China Makes It A Crime To Question Military Casualties On The Internet

BEIJING — When China acknowledged this year that four of its soldiers had died fighting Indian forces on the two countries’ disputed mountain border eight months prior, the irreverent blogger Little Spicy Pen Ball had questions.

“If the four [Chinese] soldiers died trying to rescue their fellow soldiers, then there must have been those who were not successfully rescued,” he wrote on Feb. 19 to his 2.5 million followers on Weibo, a Chinese social media site. “This means the fatalities could not have just been four.”

The day after, Qiu Ziming, the 38-year-old former newspaper journalist behind the blog, was detained and criminally charged. If convicted, he faces a sentence of up to three years.

“Little Spicy Pen Ball maliciously slandered and degraded the heroes defending our country and the border,” according to the annual work report published by the country’s chief prosecutor office this month.

A contrite Qiu, sitting behind bars, called his actions “an obliteration of conscience” in a taped statement aired on the state broadcaster’s prime-time news show on March 1.

Qiu’s is the first case to be tried under a sweeping new criminal law that took effect March 1. The new law penalizes “infringing on the reputation and honor of revolutionary heroes.” At least six other people have been detained or charged with defaming “martyrs.” The government uses the terms “revolutionary heroes” and “martyrs” for anyone it memorializes for their sacrifice for the Communist Party.

The detentions typify the stricter controls over online speech under Chinese leader Xi Jinping, which have deterred nearly all open dissent in the country. The new law even seeks to criminalize speech made outside China.

Such is the case of Wang Jingyu, 19, who lives in the United States and is now a wanted man in his hometown of Chongqing, China. The authorities accuse him of slandering dead Chinese soldiers after Weibo reported him for a comment questioning the number of border fight casualties.

“This is killing a monkey to scare the chickens,” Wang says. “The Chinese state wants to show others that if anyone wants to be like me or relay the truth, then you will be pursued.”

A 2018 law allows police to investigate speech defaming martyrs. Several people have been detained as a result, according to an online spreadsheet kept by a free speech activist, but such behavior did not carry a jail sentence until now.

“Cyberspace is not outside the law,” the Chongqing public security bureau said in an online notice after it declared Wang would be “pursued online” for his comments. “Public security organs will crack down on acts that openly insult the deeds and spirit of heroes and martyrs in accordance with the law.”

It’s unclear how authorities plan to apprehend Wang. A police officer who contacted Wang, asking him to turn himself in, did not answer calls and texts from NPR.

China’s ruling Communist Party is hyper-sensitive to challenges of its rule. One of the newer threats it has identified is “historical nihilism” — that is, rejecting the party’s official version of history and its pantheon of revolutionary heroes and martyrs.

The four Chinese soldiers who died during the border clash last June are the newest members of this canon. They were killed high up in the Himalayas, where hundreds of Chinese and Indian soldiers armed with nothing but stones and batons beat each other bloody, with each side accusing the other of alleged encroachments over an unmarked border line.
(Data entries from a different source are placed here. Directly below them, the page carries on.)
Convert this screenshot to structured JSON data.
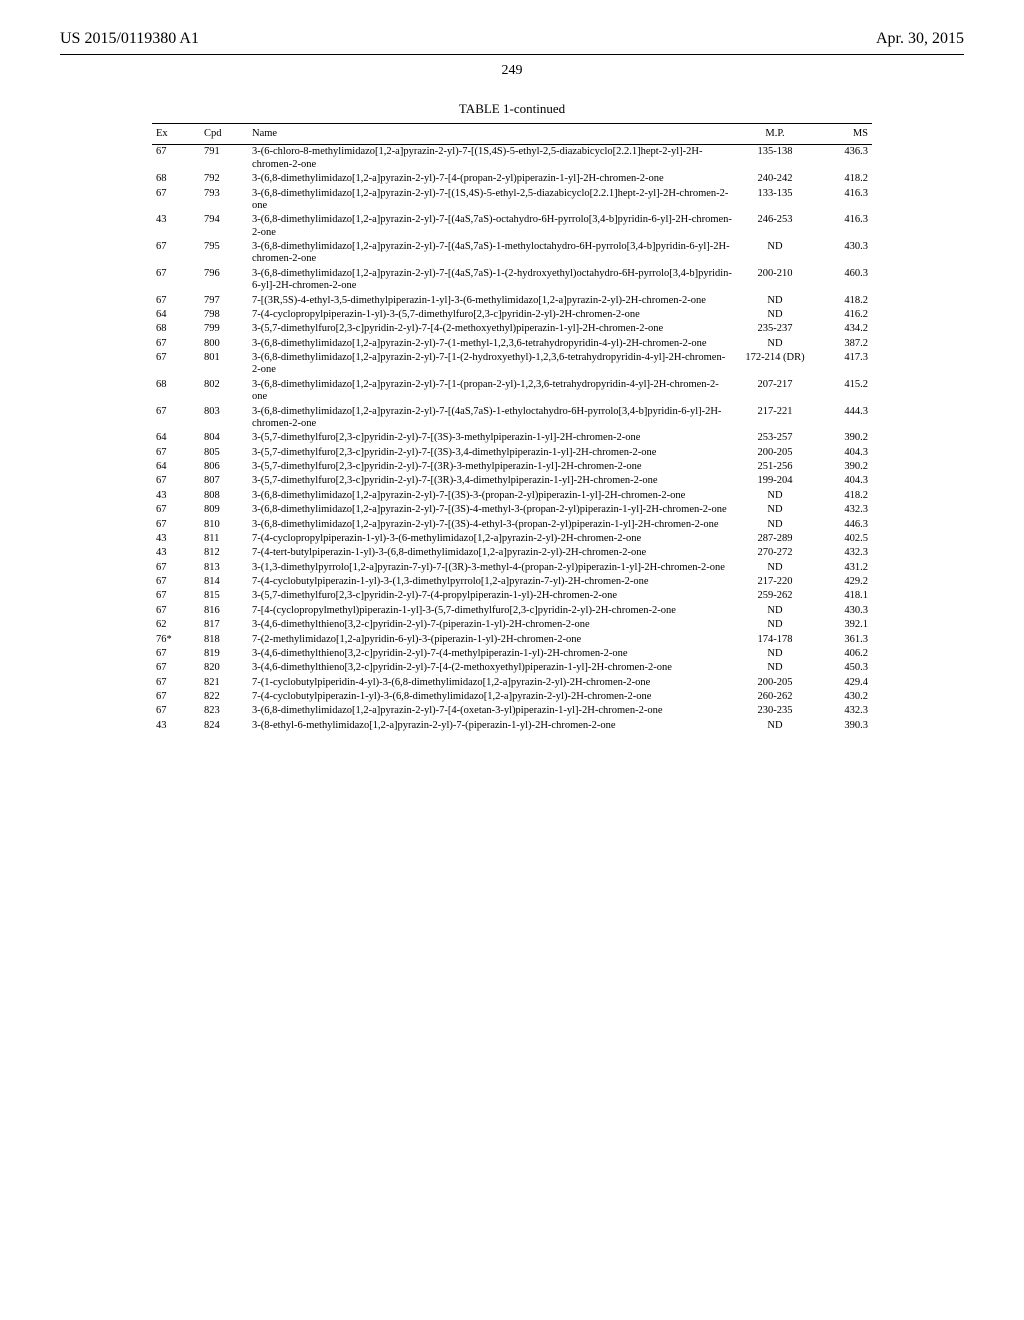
{
  "header": {
    "pub_number": "US 2015/0119380 A1",
    "pub_date": "Apr. 30, 2015"
  },
  "page_number": "249",
  "table": {
    "title": "TABLE 1-continued",
    "columns": [
      "Ex",
      "Cpd",
      "Name",
      "M.P.",
      "MS"
    ],
    "rows": [
      {
        "ex": "67",
        "cpd": "791",
        "name": "3-(6-chloro-8-methylimidazo[1,2-a]pyrazin-2-yl)-7-[(1S,4S)-5-ethyl-2,5-diazabicyclo[2.2.1]hept-2-yl]-2H-chromen-2-one",
        "mp": "135-138",
        "ms": "436.3"
      },
      {
        "ex": "68",
        "cpd": "792",
        "name": "3-(6,8-dimethylimidazo[1,2-a]pyrazin-2-yl)-7-[4-(propan-2-yl)piperazin-1-yl]-2H-chromen-2-one",
        "mp": "240-242",
        "ms": "418.2"
      },
      {
        "ex": "67",
        "cpd": "793",
        "name": "3-(6,8-dimethylimidazo[1,2-a]pyrazin-2-yl)-7-[(1S,4S)-5-ethyl-2,5-diazabicyclo[2.2.1]hept-2-yl]-2H-chromen-2-one",
        "mp": "133-135",
        "ms": "416.3"
      },
      {
        "ex": "43",
        "cpd": "794",
        "name": "3-(6,8-dimethylimidazo[1,2-a]pyrazin-2-yl)-7-[(4aS,7aS)-octahydro-6H-pyrrolo[3,4-b]pyridin-6-yl]-2H-chromen-2-one",
        "mp": "246-253",
        "ms": "416.3"
      },
      {
        "ex": "67",
        "cpd": "795",
        "name": "3-(6,8-dimethylimidazo[1,2-a]pyrazin-2-yl)-7-[(4aS,7aS)-1-methyloctahydro-6H-pyrrolo[3,4-b]pyridin-6-yl]-2H-chromen-2-one",
        "mp": "ND",
        "ms": "430.3"
      },
      {
        "ex": "67",
        "cpd": "796",
        "name": "3-(6,8-dimethylimidazo[1,2-a]pyrazin-2-yl)-7-[(4aS,7aS)-1-(2-hydroxyethyl)octahydro-6H-pyrrolo[3,4-b]pyridin-6-yl]-2H-chromen-2-one",
        "mp": "200-210",
        "ms": "460.3"
      },
      {
        "ex": "67",
        "cpd": "797",
        "name": "7-[(3R,5S)-4-ethyl-3,5-dimethylpiperazin-1-yl]-3-(6-methylimidazo[1,2-a]pyrazin-2-yl)-2H-chromen-2-one",
        "mp": "ND",
        "ms": "418.2"
      },
      {
        "ex": "64",
        "cpd": "798",
        "name": "7-(4-cyclopropylpiperazin-1-yl)-3-(5,7-dimethylfuro[2,3-c]pyridin-2-yl)-2H-chromen-2-one",
        "mp": "ND",
        "ms": "416.2"
      },
      {
        "ex": "68",
        "cpd": "799",
        "name": "3-(5,7-dimethylfuro[2,3-c]pyridin-2-yl)-7-[4-(2-methoxyethyl)piperazin-1-yl]-2H-chromen-2-one",
        "mp": "235-237",
        "ms": "434.2"
      },
      {
        "ex": "67",
        "cpd": "800",
        "name": "3-(6,8-dimethylimidazo[1,2-a]pyrazin-2-yl)-7-(1-methyl-1,2,3,6-tetrahydropyridin-4-yl)-2H-chromen-2-one",
        "mp": "ND",
        "ms": "387.2"
      },
      {
        "ex": "67",
        "cpd": "801",
        "name": "3-(6,8-dimethylimidazo[1,2-a]pyrazin-2-yl)-7-[1-(2-hydroxyethyl)-1,2,3,6-tetrahydropyridin-4-yl]-2H-chromen-2-one",
        "mp": "172-214 (DR)",
        "ms": "417.3"
      },
      {
        "ex": "68",
        "cpd": "802",
        "name": "3-(6,8-dimethylimidazo[1,2-a]pyrazin-2-yl)-7-[1-(propan-2-yl)-1,2,3,6-tetrahydropyridin-4-yl]-2H-chromen-2-one",
        "mp": "207-217",
        "ms": "415.2"
      },
      {
        "ex": "67",
        "cpd": "803",
        "name": "3-(6,8-dimethylimidazo[1,2-a]pyrazin-2-yl)-7-[(4aS,7aS)-1-ethyloctahydro-6H-pyrrolo[3,4-b]pyridin-6-yl]-2H-chromen-2-one",
        "mp": "217-221",
        "ms": "444.3"
      },
      {
        "ex": "64",
        "cpd": "804",
        "name": "3-(5,7-dimethylfuro[2,3-c]pyridin-2-yl)-7-[(3S)-3-methylpiperazin-1-yl]-2H-chromen-2-one",
        "mp": "253-257",
        "ms": "390.2"
      },
      {
        "ex": "67",
        "cpd": "805",
        "name": "3-(5,7-dimethylfuro[2,3-c]pyridin-2-yl)-7-[(3S)-3,4-dimethylpiperazin-1-yl]-2H-chromen-2-one",
        "mp": "200-205",
        "ms": "404.3"
      },
      {
        "ex": "64",
        "cpd": "806",
        "name": "3-(5,7-dimethylfuro[2,3-c]pyridin-2-yl)-7-[(3R)-3-methylpiperazin-1-yl]-2H-chromen-2-one",
        "mp": "251-256",
        "ms": "390.2"
      },
      {
        "ex": "67",
        "cpd": "807",
        "name": "3-(5,7-dimethylfuro[2,3-c]pyridin-2-yl)-7-[(3R)-3,4-dimethylpiperazin-1-yl]-2H-chromen-2-one",
        "mp": "199-204",
        "ms": "404.3"
      },
      {
        "ex": "43",
        "cpd": "808",
        "name": "3-(6,8-dimethylimidazo[1,2-a]pyrazin-2-yl)-7-[(3S)-3-(propan-2-yl)piperazin-1-yl]-2H-chromen-2-one",
        "mp": "ND",
        "ms": "418.2"
      },
      {
        "ex": "67",
        "cpd": "809",
        "name": "3-(6,8-dimethylimidazo[1,2-a]pyrazin-2-yl)-7-[(3S)-4-methyl-3-(propan-2-yl)piperazin-1-yl]-2H-chromen-2-one",
        "mp": "ND",
        "ms": "432.3"
      },
      {
        "ex": "67",
        "cpd": "810",
        "name": "3-(6,8-dimethylimidazo[1,2-a]pyrazin-2-yl)-7-[(3S)-4-ethyl-3-(propan-2-yl)piperazin-1-yl]-2H-chromen-2-one",
        "mp": "ND",
        "ms": "446.3"
      },
      {
        "ex": "43",
        "cpd": "811",
        "name": "7-(4-cyclopropylpiperazin-1-yl)-3-(6-methylimidazo[1,2-a]pyrazin-2-yl)-2H-chromen-2-one",
        "mp": "287-289",
        "ms": "402.5"
      },
      {
        "ex": "43",
        "cpd": "812",
        "name": "7-(4-tert-butylpiperazin-1-yl)-3-(6,8-dimethylimidazo[1,2-a]pyrazin-2-yl)-2H-chromen-2-one",
        "mp": "270-272",
        "ms": "432.3"
      },
      {
        "ex": "67",
        "cpd": "813",
        "name": "3-(1,3-dimethylpyrrolo[1,2-a]pyrazin-7-yl)-7-[(3R)-3-methyl-4-(propan-2-yl)piperazin-1-yl]-2H-chromen-2-one",
        "mp": "ND",
        "ms": "431.2"
      },
      {
        "ex": "67",
        "cpd": "814",
        "name": "7-(4-cyclobutylpiperazin-1-yl)-3-(1,3-dimethylpyrrolo[1,2-a]pyrazin-7-yl)-2H-chromen-2-one",
        "mp": "217-220",
        "ms": "429.2"
      },
      {
        "ex": "67",
        "cpd": "815",
        "name": "3-(5,7-dimethylfuro[2,3-c]pyridin-2-yl)-7-(4-propylpiperazin-1-yl)-2H-chromen-2-one",
        "mp": "259-262",
        "ms": "418.1"
      },
      {
        "ex": "67",
        "cpd": "816",
        "name": "7-[4-(cyclopropylmethyl)piperazin-1-yl]-3-(5,7-dimethylfuro[2,3-c]pyridin-2-yl)-2H-chromen-2-one",
        "mp": "ND",
        "ms": "430.3"
      },
      {
        "ex": "62",
        "cpd": "817",
        "name": "3-(4,6-dimethylthieno[3,2-c]pyridin-2-yl)-7-(piperazin-1-yl)-2H-chromen-2-one",
        "mp": "ND",
        "ms": "392.1"
      },
      {
        "ex": "76*",
        "cpd": "818",
        "name": "7-(2-methylimidazo[1,2-a]pyridin-6-yl)-3-(piperazin-1-yl)-2H-chromen-2-one",
        "mp": "174-178",
        "ms": "361.3"
      },
      {
        "ex": "67",
        "cpd": "819",
        "name": "3-(4,6-dimethylthieno[3,2-c]pyridin-2-yl)-7-(4-methylpiperazin-1-yl)-2H-chromen-2-one",
        "mp": "ND",
        "ms": "406.2"
      },
      {
        "ex": "67",
        "cpd": "820",
        "name": "3-(4,6-dimethylthieno[3,2-c]pyridin-2-yl)-7-[4-(2-methoxyethyl)piperazin-1-yl]-2H-chromen-2-one",
        "mp": "ND",
        "ms": "450.3"
      },
      {
        "ex": "67",
        "cpd": "821",
        "name": "7-(1-cyclobutylpiperidin-4-yl)-3-(6,8-dimethylimidazo[1,2-a]pyrazin-2-yl)-2H-chromen-2-one",
        "mp": "200-205",
        "ms": "429.4"
      },
      {
        "ex": "67",
        "cpd": "822",
        "name": "7-(4-cyclobutylpiperazin-1-yl)-3-(6,8-dimethylimidazo[1,2-a]pyrazin-2-yl)-2H-chromen-2-one",
        "mp": "260-262",
        "ms": "430.2"
      },
      {
        "ex": "67",
        "cpd": "823",
        "name": "3-(6,8-dimethylimidazo[1,2-a]pyrazin-2-yl)-7-[4-(oxetan-3-yl)piperazin-1-yl]-2H-chromen-2-one",
        "mp": "230-235",
        "ms": "432.3"
      },
      {
        "ex": "43",
        "cpd": "824",
        "name": "3-(8-ethyl-6-methylimidazo[1,2-a]pyrazin-2-yl)-7-(piperazin-1-yl)-2H-chromen-2-one",
        "mp": "ND",
        "ms": "390.3"
      }
    ]
  }
}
Days after the incident, India said 20 of its troops died in the brawl.

China refused to confirm fatalities on its side until this February, when it released the names of four soldiers killed and a fifth who was critically injured in the disputed Galwan Valley area. State media ran extensive footage of their service and the last hours of their lives.

The sudden media blitz infuriated Wang, he says. He had closely followed China and India’s border tensions and questioned the initial lack of fatalities reported by China. He wondered about the families of the soldiers who he suspected had died, left to grieve silently in the absence of official recognition.

In late February, as he sat in the backseat of a friend’s car in Europe, Wang went back and forth for half an hour over whether to write anything online. He currently lives in California but his parents remain in the Chinese municipality of Chongqing, where they worked for two state-owned firms.

“I knew if I mocked these soldiers, it would bring a negative impact on my parents,” Wang says. “But I was just too angry.” He pressed publish on three comments under a news item lauding the four Chinese troops.

The People’s Liberation Army soldiers “deserved to die,” he wrote, and the Indian forces were within their rights to confront their “offenders.” Wang now acknowledges the comments were offensive, but he says he deliberately crafted them to push the bounds of speech in China.

His comments went viral and were aired on China’s most-watched evening news program. Shortly after, Wang says his parents were questioned for hours by police officers.

Chongqing’s police department did not respond to a request for comment.

In the days following his social media posts, Wang says his mother and father were kept under effective house arrest in their Chongqing home, where they were able to call Wang twice, briefly, under police watch. He has been unable to reach them since.

“They told me they support me, and they are proud of me,” Wang said.

Amy Cheng contributed research from Beijing.